Probing quantum state space: does one have to learn everything to learn something?

TL;DR

This paper explores whether partial measurements can suffice for specific quantum state tasks, analyzing the geometry of state space and establishing criteria for when full state determination is necessary.

Contribution

It introduces a framework linking quantum state space geometry to measurement sufficiency, providing criteria to identify when informationally complete measurements are required.

Findings

Criteria for when informational completeness is necessary

Bounds on measurement outcomes for specific tasks

Analysis of physically relevant examples

Abstract

Determining the state of a quantum system is a consuming procedure.
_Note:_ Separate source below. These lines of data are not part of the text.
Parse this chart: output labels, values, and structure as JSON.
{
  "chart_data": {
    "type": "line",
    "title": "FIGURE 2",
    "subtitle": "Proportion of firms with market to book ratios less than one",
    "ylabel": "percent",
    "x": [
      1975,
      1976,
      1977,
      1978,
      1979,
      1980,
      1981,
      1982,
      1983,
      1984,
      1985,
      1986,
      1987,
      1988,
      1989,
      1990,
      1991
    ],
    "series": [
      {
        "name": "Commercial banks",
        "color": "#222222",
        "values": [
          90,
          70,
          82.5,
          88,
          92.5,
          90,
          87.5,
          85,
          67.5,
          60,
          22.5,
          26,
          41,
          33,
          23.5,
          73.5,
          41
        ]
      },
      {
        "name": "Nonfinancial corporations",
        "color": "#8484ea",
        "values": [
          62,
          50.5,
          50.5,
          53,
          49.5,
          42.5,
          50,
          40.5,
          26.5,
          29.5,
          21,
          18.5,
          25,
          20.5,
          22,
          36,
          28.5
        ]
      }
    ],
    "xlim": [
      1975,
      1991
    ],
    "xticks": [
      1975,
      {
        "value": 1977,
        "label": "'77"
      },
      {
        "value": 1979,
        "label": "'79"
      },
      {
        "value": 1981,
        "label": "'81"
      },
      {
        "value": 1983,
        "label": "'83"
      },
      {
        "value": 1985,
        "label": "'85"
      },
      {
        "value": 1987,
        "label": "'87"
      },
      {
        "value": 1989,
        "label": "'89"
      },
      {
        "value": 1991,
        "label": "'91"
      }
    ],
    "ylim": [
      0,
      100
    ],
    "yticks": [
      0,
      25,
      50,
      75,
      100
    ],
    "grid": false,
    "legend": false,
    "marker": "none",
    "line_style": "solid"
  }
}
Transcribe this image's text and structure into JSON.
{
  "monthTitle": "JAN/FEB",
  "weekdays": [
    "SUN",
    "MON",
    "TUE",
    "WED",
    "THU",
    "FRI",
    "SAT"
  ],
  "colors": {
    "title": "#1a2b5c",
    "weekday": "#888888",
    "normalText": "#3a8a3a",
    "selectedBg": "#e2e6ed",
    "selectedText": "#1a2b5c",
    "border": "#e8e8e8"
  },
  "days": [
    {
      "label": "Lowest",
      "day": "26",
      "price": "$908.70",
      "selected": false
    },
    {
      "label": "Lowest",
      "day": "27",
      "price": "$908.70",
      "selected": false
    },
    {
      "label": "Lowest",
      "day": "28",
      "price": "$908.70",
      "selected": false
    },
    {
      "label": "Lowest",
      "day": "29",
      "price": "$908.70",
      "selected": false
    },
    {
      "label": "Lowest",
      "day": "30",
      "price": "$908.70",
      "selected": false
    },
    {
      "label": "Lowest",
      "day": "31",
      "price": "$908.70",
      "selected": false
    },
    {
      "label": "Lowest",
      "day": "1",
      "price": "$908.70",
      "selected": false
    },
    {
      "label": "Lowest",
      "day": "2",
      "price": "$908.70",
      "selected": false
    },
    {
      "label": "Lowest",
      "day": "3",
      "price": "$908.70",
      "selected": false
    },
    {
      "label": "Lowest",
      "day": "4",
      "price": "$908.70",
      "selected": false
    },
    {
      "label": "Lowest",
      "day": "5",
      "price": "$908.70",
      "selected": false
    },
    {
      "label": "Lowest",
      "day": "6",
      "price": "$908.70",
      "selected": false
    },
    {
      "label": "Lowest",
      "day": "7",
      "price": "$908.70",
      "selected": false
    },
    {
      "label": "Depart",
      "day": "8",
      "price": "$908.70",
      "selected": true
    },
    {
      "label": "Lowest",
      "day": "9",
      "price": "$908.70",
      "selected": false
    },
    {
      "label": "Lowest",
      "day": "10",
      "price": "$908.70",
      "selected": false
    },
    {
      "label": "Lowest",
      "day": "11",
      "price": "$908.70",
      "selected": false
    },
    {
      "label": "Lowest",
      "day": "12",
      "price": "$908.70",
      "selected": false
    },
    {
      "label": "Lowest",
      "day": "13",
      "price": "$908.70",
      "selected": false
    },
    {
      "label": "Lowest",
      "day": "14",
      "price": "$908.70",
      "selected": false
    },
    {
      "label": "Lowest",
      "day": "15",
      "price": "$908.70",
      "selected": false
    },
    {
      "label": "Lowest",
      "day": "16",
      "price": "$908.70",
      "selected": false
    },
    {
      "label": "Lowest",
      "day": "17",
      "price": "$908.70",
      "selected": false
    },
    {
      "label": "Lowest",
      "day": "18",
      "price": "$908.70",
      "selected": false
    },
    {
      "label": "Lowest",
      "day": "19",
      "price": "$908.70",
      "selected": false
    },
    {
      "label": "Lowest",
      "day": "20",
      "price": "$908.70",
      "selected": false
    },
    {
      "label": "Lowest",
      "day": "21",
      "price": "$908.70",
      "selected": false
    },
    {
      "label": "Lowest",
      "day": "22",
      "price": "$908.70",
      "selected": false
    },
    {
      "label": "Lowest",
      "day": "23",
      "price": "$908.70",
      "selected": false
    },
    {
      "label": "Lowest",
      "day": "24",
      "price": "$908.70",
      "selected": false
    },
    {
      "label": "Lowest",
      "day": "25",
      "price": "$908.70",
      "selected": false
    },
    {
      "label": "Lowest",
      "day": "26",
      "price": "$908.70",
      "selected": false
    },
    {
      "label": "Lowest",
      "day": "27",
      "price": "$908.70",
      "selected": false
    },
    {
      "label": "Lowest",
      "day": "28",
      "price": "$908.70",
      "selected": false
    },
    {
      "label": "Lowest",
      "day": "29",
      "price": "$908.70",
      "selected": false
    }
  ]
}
For this reason, whenever one is interested only in some particular property of a state, it would be desirable to design a measurement setup that reveals this property with as little effort as possible. Here we investigate whether, in order to successfully complete a given task of this kind, one needs an informationally complete measurement, or if something less demanding would suffice. The first alternative means that in order to complete the task, one needs a measurement which fully determines the state. We formulate the task as a membership problem related to a partitioning of the quantum state space and, in doing so, connect it to the geometry of the state space. For a general membership problem we prove various sufficient criteria that force informational completeness, and we explicitly treat several physically relevant examples. For the specific cases that do not require informational completeness, we also determine bounds on the minimal number of measurement outcomes needed to ensure success in the task.